Reduce large query time

Our query is actually running via the influxdb python library but I’ve reproduced the same query time via the CLI client:

influx --host 10.0.5.183 --precision RFC3339 -execute "select * from turbine_ops.permanent.turbine_interval where ((turbine_id = 'NKWF-T15' or turbine_id = 'NKWF-T41' or turbine_id = 'NKWF-T23' or turbine_id = 'NKWF-T19' or turbine_id = 'NKWF-T51' or turbine_id = 'NKWF-T14' or turbine_id = 'NKWF-T42' or turbine_id = 'NKWF-T26' or turbine_id = 'NKWF-T39' or turbine_id = 'NKWF-T49' or turbine_id = 'NKWF-T38') and time >= '2019-05-01')">/dev/null

Influx is running on a r5.large EC2 instance with EBS a general purpose SSD (gp2) volume, the CLI is on an EC2 in the same subnet, and the above query takes about 20 seconds, returning 747120 rows, each having 1 tag (turbine_id) and 5 fields (all decimal values). Does this seem normal?

We need to reduce the 20s significantly. Via htop on the influx host I see no significant change in RAM usage, a brief CPU spike that lasts ~1s at the start of query, and then no subsequent CPU activity.

Shard duration is set to 1 year. Please let me know any optimizations we may be able to make.

show series exact cardinality on turbine_ops
name: turbine_interval
count
-----
11

I tried scaling the influxdb host to r5.8xlarge and the query time did not change at all.
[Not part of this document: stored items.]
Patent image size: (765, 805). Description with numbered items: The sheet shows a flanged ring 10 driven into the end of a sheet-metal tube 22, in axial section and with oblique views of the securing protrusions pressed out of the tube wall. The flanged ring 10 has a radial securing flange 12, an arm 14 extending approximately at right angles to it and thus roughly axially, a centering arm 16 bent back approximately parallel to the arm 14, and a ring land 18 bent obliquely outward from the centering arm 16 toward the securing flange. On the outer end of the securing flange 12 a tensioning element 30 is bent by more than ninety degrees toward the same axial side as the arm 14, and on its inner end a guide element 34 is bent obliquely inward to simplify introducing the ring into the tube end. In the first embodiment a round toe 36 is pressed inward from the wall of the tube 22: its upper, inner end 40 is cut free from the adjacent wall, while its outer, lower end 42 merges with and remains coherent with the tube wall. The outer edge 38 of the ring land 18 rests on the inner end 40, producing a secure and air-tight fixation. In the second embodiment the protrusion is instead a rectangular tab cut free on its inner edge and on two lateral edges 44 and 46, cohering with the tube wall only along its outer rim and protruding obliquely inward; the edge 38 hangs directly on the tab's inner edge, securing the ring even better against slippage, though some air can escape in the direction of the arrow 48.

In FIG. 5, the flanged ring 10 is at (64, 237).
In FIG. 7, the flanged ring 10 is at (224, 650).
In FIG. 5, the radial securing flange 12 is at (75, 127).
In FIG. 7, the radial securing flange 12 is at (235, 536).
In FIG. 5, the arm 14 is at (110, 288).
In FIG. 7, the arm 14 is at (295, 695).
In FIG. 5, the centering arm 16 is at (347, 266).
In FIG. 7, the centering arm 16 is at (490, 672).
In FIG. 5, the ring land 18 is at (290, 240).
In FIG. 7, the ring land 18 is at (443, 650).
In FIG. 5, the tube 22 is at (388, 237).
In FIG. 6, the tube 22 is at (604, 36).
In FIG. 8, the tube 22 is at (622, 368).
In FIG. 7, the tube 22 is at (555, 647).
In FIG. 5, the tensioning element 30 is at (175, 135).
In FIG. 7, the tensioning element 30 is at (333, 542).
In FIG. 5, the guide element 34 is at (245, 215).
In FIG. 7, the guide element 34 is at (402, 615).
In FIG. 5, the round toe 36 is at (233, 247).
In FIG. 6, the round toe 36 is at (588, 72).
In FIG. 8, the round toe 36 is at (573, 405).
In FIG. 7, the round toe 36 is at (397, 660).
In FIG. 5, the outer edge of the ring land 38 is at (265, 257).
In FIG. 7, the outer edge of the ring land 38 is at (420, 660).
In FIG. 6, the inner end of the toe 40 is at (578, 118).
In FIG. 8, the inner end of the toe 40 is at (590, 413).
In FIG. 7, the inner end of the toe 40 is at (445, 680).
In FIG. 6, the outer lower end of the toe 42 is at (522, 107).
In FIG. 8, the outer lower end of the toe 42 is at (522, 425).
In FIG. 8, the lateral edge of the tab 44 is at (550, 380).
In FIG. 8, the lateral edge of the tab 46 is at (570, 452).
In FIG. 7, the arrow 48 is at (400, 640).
explain select * from turbine_ops.permanent.turbine_interval where ((turbine_ = 'NKWF-T15' or turbine_id = 'NKWF-T41' or turbine_id = 'NKWF-T23' or turbine_id = 'NKWF-T19' or turbine_id = 'NKWF-T51' or turbine_id = 'NKWF-T14' or turbine_id = 'NKWF-T42' or turbine_id = 'NKWF-T26' or turbine_id = 'NKWF-T39' or turbine_id = 'NKWF-T49' or turbine_id = 'NKWF-T38') and time >= '2019-05-01')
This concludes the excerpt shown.